272. “Choochtown,” Hamell on Trial. Songwriter: Ed Hamell; Did Not Chart; 1999. Songwriter Ed Hamell, a.k.a Hamell on Trial, found his niche at an eclectic Austin Club named the Electric Lounge, where he sandwiched his act after the spoken word artists and before the punk bands. On the title track of his 1999 album “Choochtown,” Hamell sounds like a bopping/rapping Lou Reed as a narrates a tale of dirty deeds gone awry. Hamell on his inspiration, “When I was a kid my father read Damon Runyon to me and I worked in a crack bar in Upstate New York that a lot of this stuff happened…every night. So I guess it’s in my blood. You know, crooks, thieves, addicts and whores, these are my people. Just like Jesus.” Most humorous moment, a quick salute to Petula Clark’s much more glamorous “Downtown.”

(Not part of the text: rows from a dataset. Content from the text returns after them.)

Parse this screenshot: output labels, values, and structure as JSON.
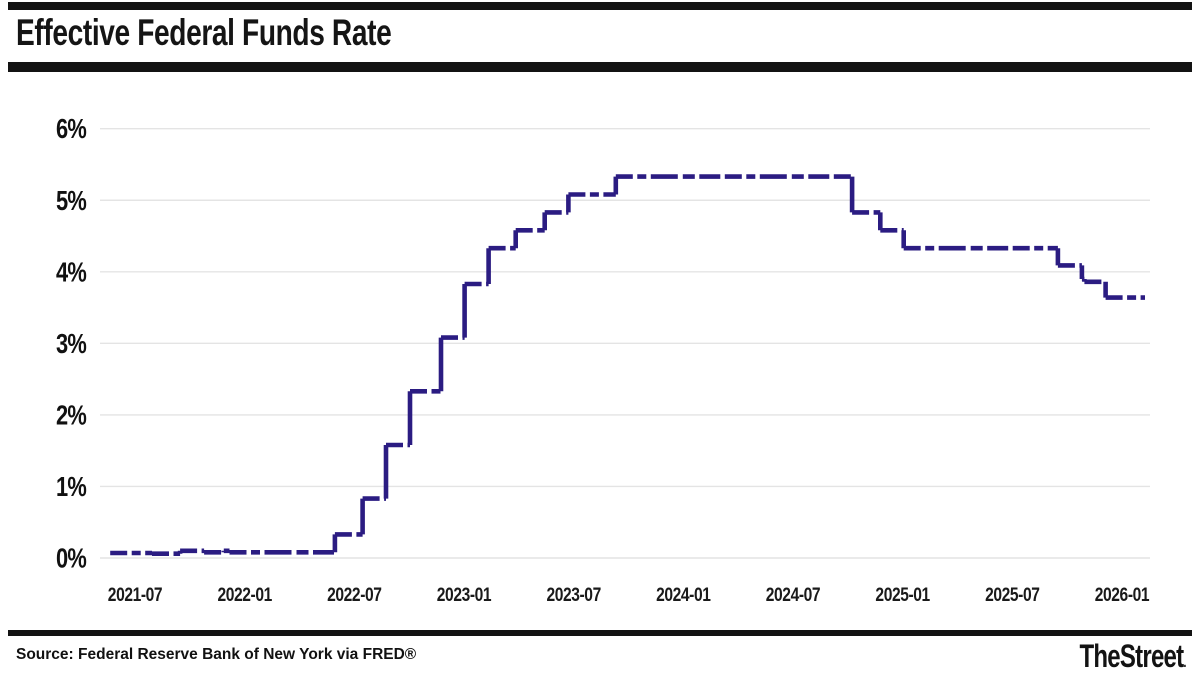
{
  "header": {
    "title": "Effective Federal Funds Rate"
  },
  "footer": {
    "source": "Source: Federal Reserve Bank of New York via FRED®",
    "brand": "TheStreet",
    "brand_dot": "."
  },
  "colors": {
    "line": "#2b1c82",
    "bars": "#131313",
    "grid": "#e4e4e4",
    "tick_text": "#1a1a1a"
  },
  "chart_data": {
    "type": "line",
    "title": "Effective Federal Funds Rate",
    "xlabel": "",
    "ylabel": "",
    "ylim": [
      0,
      6.3
    ],
    "grid": "horizontal",
    "legend": "none",
    "line_style": "stepped-dashed",
    "y_ticks": [
      "0%",
      "1%",
      "2%",
      "3%",
      "4%",
      "5%",
      "6%"
    ],
    "y_tick_values": [
      0,
      1,
      2,
      3,
      4,
      5,
      6
    ],
    "x_ticks": [
      "2021-07",
      "2022-01",
      "2022-07",
      "2023-01",
      "2023-07",
      "2024-01",
      "2024-07",
      "2025-01",
      "2025-07",
      "2026-01"
    ],
    "series": [
      {
        "name": "Effective Federal Funds Rate (%)",
        "points": [
          {
            "date": "2021-02-15",
            "value": 0.07
          },
          {
            "date": "2021-04-28",
            "value": 0.06
          },
          {
            "date": "2021-06-17",
            "value": 0.1
          },
          {
            "date": "2021-07-29",
            "value": 0.08
          },
          {
            "date": "2021-09-03",
            "value": 0.1
          },
          {
            "date": "2021-09-13",
            "value": 0.08
          },
          {
            "date": "2022-03-17",
            "value": 0.33
          },
          {
            "date": "2022-05-05",
            "value": 0.83
          },
          {
            "date": "2022-06-16",
            "value": 1.58
          },
          {
            "date": "2022-07-28",
            "value": 2.33
          },
          {
            "date": "2022-09-22",
            "value": 3.08
          },
          {
            "date": "2022-11-03",
            "value": 3.83
          },
          {
            "date": "2022-12-15",
            "value": 4.33
          },
          {
            "date": "2023-02-02",
            "value": 4.58
          },
          {
            "date": "2023-03-23",
            "value": 4.83
          },
          {
            "date": "2023-05-04",
            "value": 5.08
          },
          {
            "date": "2023-07-27",
            "value": 5.33
          },
          {
            "date": "2024-09-19",
            "value": 4.83
          },
          {
            "date": "2024-11-08",
            "value": 4.58
          },
          {
            "date": "2024-12-19",
            "value": 4.33
          },
          {
            "date": "2025-09-18",
            "value": 4.09
          },
          {
            "date": "2025-10-30",
            "value": 3.9
          },
          {
            "date": "2025-11-04",
            "value": 3.86
          },
          {
            "date": "2025-12-11",
            "value": 3.64
          },
          {
            "date": "2026-02-20",
            "value": 3.64
          }
        ]
      }
    ]
  }
}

271. “Autumn Sweater,” Yo La Tengo. Songwriter: Ira Kaplan; Did Not Chart; 1997. Former rock critic Ira Kaplan sings like he’s auditioning for a slot with They Might Be Giants in “Autumn Sweater,” a song about relationship anxiety. Tom Breihan of Stereogum with the details, “’Autumn Sweater’ is a miracle. Like plenty of indie rock songs, it’s about not making out, or at least about the anxiety that you won’t be making out with the same person for much longer. It’s a song about slowly losing connection, about being paralyzed by social tension and wishing it could just be the two of you instead of all these other fucking people at this party. But that nervous quality, and Ira Kaplan’s halting and uncertain delivery, are what make it perfect; they’re the reasons it mirrors that rare moment of connection so gloriously. And the way the song sprawls out is just luxurious in a way that the indie rock of the ’90s so rarely was. That organ-and-bongo groove somehow suggested both bossa nova and krautrock — two things that should really be fundamentally opposed to one another — at the same time, turning them into one undulating whole.”